Identification of a new subfamily of sulphotransferases: cloning and characterization of canine SULT1D1

Sulphation is an important conjugation pathway in drug metabolism that has been studied in several species including humans. However, few studies have been performed using the dog as a subject. In this report we describe the cloning and characterization of a canine cytosolic sulphotransferase (SULT). The overall primary structure of this enzyme is very similar to that of a rat phenol-sulphating enzyme found in the EMBL Database and to a mouse SULT termed amine-N-sulphotransferase (81% identity).

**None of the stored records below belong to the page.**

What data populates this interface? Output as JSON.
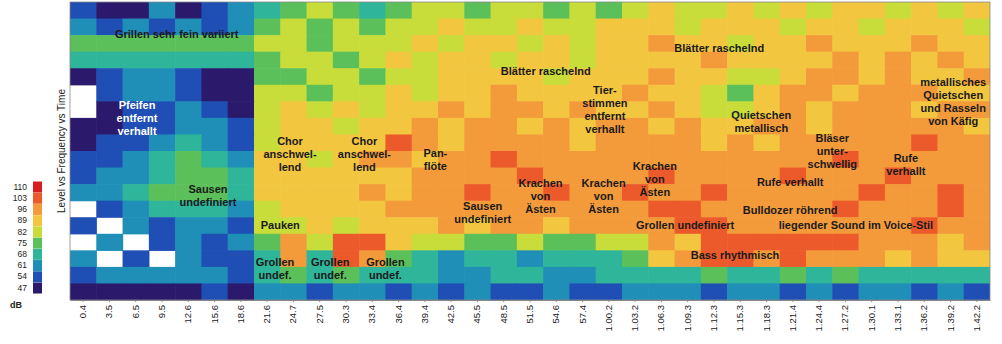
{
  "chart_data": {
    "type": "heatmap",
    "ylabel": "Level vs Frequency vs Time",
    "tick_labels": "x",
    "categories": [
      "0.4",
      "3.5",
      "6.5",
      "9.5",
      "12.6",
      "15.6",
      "18.6",
      "21.6",
      "24.7",
      "27.5",
      "30.3",
      "33.4",
      "36.4",
      "39.4",
      "42.5",
      "45.5",
      "48.5",
      "51.5",
      "54.6",
      "57.4",
      "1.00.2",
      "1.03.2",
      "1.06.3",
      "1.09.3",
      "1.12.3",
      "1.15.3",
      "1.18.3",
      "1.21.4",
      "1.24.4",
      "1.27.2",
      "1.30.1",
      "1.33.1",
      "1.36.2",
      "1.39.2",
      "1.42.2"
    ],
    "z": [
      [
        54,
        47,
        47,
        61,
        47,
        54,
        61,
        68,
        75,
        82,
        75,
        68,
        75,
        82,
        82,
        75,
        82,
        82,
        75,
        82,
        75,
        82,
        89,
        82,
        82,
        89,
        82,
        89,
        82,
        89,
        89,
        82,
        89,
        82,
        89
      ],
      [
        61,
        54,
        61,
        54,
        61,
        54,
        61,
        75,
        82,
        75,
        82,
        75,
        82,
        82,
        89,
        82,
        82,
        89,
        82,
        82,
        89,
        89,
        89,
        82,
        89,
        89,
        89,
        82,
        89,
        89,
        82,
        89,
        89,
        89,
        82
      ],
      [
        75,
        75,
        75,
        75,
        75,
        75,
        75,
        82,
        82,
        75,
        82,
        82,
        82,
        89,
        82,
        89,
        89,
        82,
        89,
        82,
        89,
        89,
        96,
        89,
        89,
        82,
        89,
        89,
        96,
        89,
        89,
        89,
        96,
        89,
        89
      ],
      [
        68,
        68,
        68,
        68,
        68,
        68,
        68,
        75,
        82,
        82,
        75,
        82,
        89,
        82,
        89,
        89,
        82,
        89,
        89,
        82,
        89,
        89,
        89,
        89,
        96,
        89,
        89,
        89,
        89,
        96,
        89,
        96,
        89,
        96,
        89
      ],
      [
        47,
        54,
        61,
        61,
        54,
        47,
        47,
        75,
        75,
        82,
        82,
        75,
        82,
        82,
        89,
        89,
        89,
        89,
        82,
        89,
        89,
        89,
        96,
        89,
        89,
        82,
        82,
        89,
        96,
        96,
        89,
        96,
        89,
        89,
        96
      ],
      [
        null,
        54,
        61,
        61,
        54,
        47,
        47,
        82,
        82,
        75,
        82,
        82,
        89,
        82,
        89,
        89,
        96,
        89,
        89,
        89,
        89,
        96,
        89,
        89,
        82,
        75,
        89,
        96,
        96,
        89,
        96,
        96,
        96,
        89,
        89
      ],
      [
        null,
        47,
        54,
        54,
        61,
        54,
        47,
        82,
        89,
        82,
        89,
        82,
        89,
        89,
        96,
        89,
        96,
        96,
        89,
        96,
        89,
        89,
        96,
        89,
        82,
        82,
        89,
        96,
        89,
        96,
        96,
        96,
        89,
        96,
        96
      ],
      [
        47,
        47,
        54,
        54,
        61,
        61,
        54,
        82,
        89,
        89,
        82,
        89,
        89,
        96,
        89,
        96,
        96,
        89,
        96,
        89,
        96,
        96,
        89,
        96,
        89,
        89,
        96,
        96,
        89,
        96,
        96,
        96,
        96,
        96,
        89
      ],
      [
        47,
        54,
        54,
        61,
        68,
        61,
        54,
        82,
        89,
        89,
        89,
        89,
        103,
        96,
        89,
        96,
        96,
        96,
        96,
        89,
        96,
        96,
        96,
        96,
        89,
        96,
        89,
        96,
        96,
        96,
        96,
        96,
        103,
        96,
        96
      ],
      [
        54,
        54,
        61,
        68,
        75,
        68,
        61,
        89,
        89,
        82,
        89,
        96,
        96,
        89,
        96,
        96,
        103,
        96,
        96,
        96,
        96,
        96,
        96,
        96,
        96,
        96,
        96,
        96,
        96,
        103,
        96,
        96,
        96,
        96,
        96
      ],
      [
        54,
        61,
        61,
        68,
        75,
        75,
        68,
        89,
        89,
        89,
        89,
        89,
        89,
        96,
        96,
        96,
        96,
        103,
        96,
        96,
        96,
        96,
        103,
        96,
        96,
        96,
        96,
        103,
        96,
        96,
        96,
        103,
        96,
        96,
        96
      ],
      [
        61,
        61,
        68,
        75,
        75,
        75,
        68,
        89,
        89,
        89,
        89,
        96,
        89,
        96,
        96,
        103,
        96,
        96,
        103,
        96,
        96,
        103,
        96,
        96,
        103,
        96,
        96,
        96,
        96,
        96,
        103,
        96,
        96,
        103,
        96
      ],
      [
        null,
        54,
        61,
        68,
        68,
        68,
        61,
        82,
        89,
        89,
        89,
        89,
        96,
        96,
        96,
        96,
        96,
        96,
        96,
        96,
        96,
        96,
        103,
        103,
        96,
        96,
        96,
        96,
        96,
        103,
        96,
        96,
        96,
        103,
        96
      ],
      [
        54,
        null,
        61,
        54,
        61,
        61,
        54,
        82,
        82,
        89,
        82,
        89,
        89,
        89,
        96,
        89,
        96,
        96,
        89,
        96,
        96,
        96,
        96,
        103,
        103,
        96,
        96,
        96,
        96,
        96,
        96,
        96,
        103,
        96,
        96
      ],
      [
        null,
        61,
        null,
        54,
        61,
        54,
        61,
        75,
        96,
        82,
        103,
        103,
        89,
        82,
        82,
        75,
        75,
        82,
        75,
        75,
        82,
        82,
        96,
        89,
        103,
        103,
        103,
        103,
        103,
        103,
        96,
        96,
        96,
        89,
        96
      ],
      [
        61,
        null,
        54,
        null,
        61,
        54,
        54,
        68,
        96,
        68,
        103,
        96,
        75,
        68,
        61,
        68,
        68,
        61,
        68,
        68,
        68,
        75,
        89,
        96,
        103,
        103,
        96,
        103,
        96,
        96,
        96,
        89,
        96,
        89,
        89
      ],
      [
        54,
        61,
        61,
        61,
        61,
        61,
        54,
        68,
        75,
        68,
        75,
        68,
        68,
        68,
        61,
        61,
        68,
        68,
        61,
        61,
        68,
        68,
        68,
        68,
        75,
        68,
        68,
        75,
        68,
        75,
        68,
        68,
        68,
        68,
        68
      ],
      [
        47,
        47,
        47,
        47,
        47,
        54,
        47,
        61,
        61,
        54,
        61,
        61,
        54,
        61,
        54,
        61,
        54,
        54,
        61,
        54,
        54,
        61,
        61,
        61,
        54,
        61,
        61,
        54,
        61,
        54,
        61,
        61,
        54,
        61,
        54
      ]
    ],
    "colorbar": {
      "label": "dB",
      "range": [
        47,
        110
      ],
      "ticks": [
        47,
        54,
        61,
        68,
        75,
        82,
        89,
        96,
        103,
        110
      ],
      "colors": [
        "#2b1a6b",
        "#1f4fb5",
        "#1f8fb8",
        "#2fb59a",
        "#5cc05a",
        "#c8dc3a",
        "#f3c640",
        "#f39a3a",
        "#ec5a2c",
        "#d81e23"
      ]
    },
    "annotations": [
      {
        "text": [
          "Grillen sehr fein variiert"
        ],
        "x": 3.56,
        "y": 1.43
      },
      {
        "text": [
          "Pfeifen",
          "entfernt",
          "verhallt"
        ],
        "x": 2.05,
        "y": 6.5,
        "color": "#ffffff"
      },
      {
        "text": [
          "Sausen",
          "undefiniert"
        ],
        "x": 4.75,
        "y": 11.2
      },
      {
        "text": [
          "Chor",
          "anschwel-",
          "lend"
        ],
        "x": 7.87,
        "y": 8.7
      },
      {
        "text": [
          "Chor",
          "anschwel-",
          "lend"
        ],
        "x": 10.7,
        "y": 8.7
      },
      {
        "text": [
          "Pan-",
          "flöte"
        ],
        "x": 13.4,
        "y": 9.0
      },
      {
        "text": [
          "Sausen",
          "undefiniert"
        ],
        "x": 15.2,
        "y": 12.2
      },
      {
        "text": [
          "Krachen",
          "von",
          "Ästen"
        ],
        "x": 17.4,
        "y": 11.2
      },
      {
        "text": [
          "Krachen",
          "von",
          "Ästen"
        ],
        "x": 19.8,
        "y": 11.2
      },
      {
        "text": [
          "Krachen",
          "von",
          "Ästen"
        ],
        "x": 21.75,
        "y": 10.2
      },
      {
        "text": [
          "Tier-",
          "stimmen",
          "entfernt",
          "verhallt"
        ],
        "x": 19.85,
        "y": 6.0
      },
      {
        "text": [
          "Blätter raschelnd"
        ],
        "x": 17.6,
        "y": 3.7
      },
      {
        "text": [
          "Blätter raschelnd"
        ],
        "x": 24.2,
        "y": 2.3
      },
      {
        "text": [
          "metallisches",
          "Quietschen",
          "und Rasseln",
          "von Käfig"
        ],
        "x": 33.1,
        "y": 5.5
      },
      {
        "text": [
          "Quietschen",
          "metallisch"
        ],
        "x": 25.8,
        "y": 6.7
      },
      {
        "text": [
          "Bläser",
          "unter-",
          "schwellig"
        ],
        "x": 28.5,
        "y": 8.5
      },
      {
        "text": [
          "Rufe",
          "verhallt"
        ],
        "x": 31.3,
        "y": 9.3
      },
      {
        "text": [
          "Rufe verhallt"
        ],
        "x": 26.9,
        "y": 10.4
      },
      {
        "text": [
          "Bulldozer röhrend"
        ],
        "x": 26.9,
        "y": 12.1
      },
      {
        "text": [
          "Grollen undefiniert"
        ],
        "x": 22.9,
        "y": 13.0
      },
      {
        "text": [
          "liegender Sound im Voice-Stil"
        ],
        "x": 29.4,
        "y": 13.0
      },
      {
        "text": [
          "Bass rhythmisch"
        ],
        "x": 24.8,
        "y": 14.8
      },
      {
        "text": [
          "Pauken"
        ],
        "x": 7.5,
        "y": 13.0
      },
      {
        "text": [
          "Grollen",
          "undef."
        ],
        "x": 7.3,
        "y": 15.6
      },
      {
        "text": [
          "Grollen",
          "undef."
        ],
        "x": 9.4,
        "y": 15.6
      },
      {
        "text": [
          "Grollen",
          "undef."
        ],
        "x": 11.5,
        "y": 15.6
      }
    ]
  }
}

The expressed canine SULT conjugates small phenols and aromatic amines such as dopamine, minoxidil, p-nitrophenol and 5-hydroxytryptamine, but not dehydroepiandrosterone or β-oestradiol. These results are in agreement with the results reported for the mouse SULT. In contrast with the mouse enzyme, the canine SULT does not conjugate eicosanoid compounds, i.e. prostaglandins, thromboxane B2 or leukotriene E4. The canine SULT is expressed at high levels in the colon of both genders; it is also expressed in the small intestine, kidney and liver. Furthermore, because the canine, mouse and rat SULT forms exhibit significant sequence identity (more than 80%), they seem to represent a distinct group in the SULT family tree. This suggestion is strengthened by the low identity with other SULTs. The subfamily that is most similar to this new group is SULT1A, with approx. 60% similarity. However, the mouse and canine enzymes are not characterized by the efficient sulphation of p-nitrophenol, dopamine, β-oestradiol or oestrone. Thus these results seem to exclude them from the SULT1A subfamily. We therefore propose a new subfamily in the phenol SULT family, designated SULT1D, and consequently the canine enzyme is termed SULT1D1.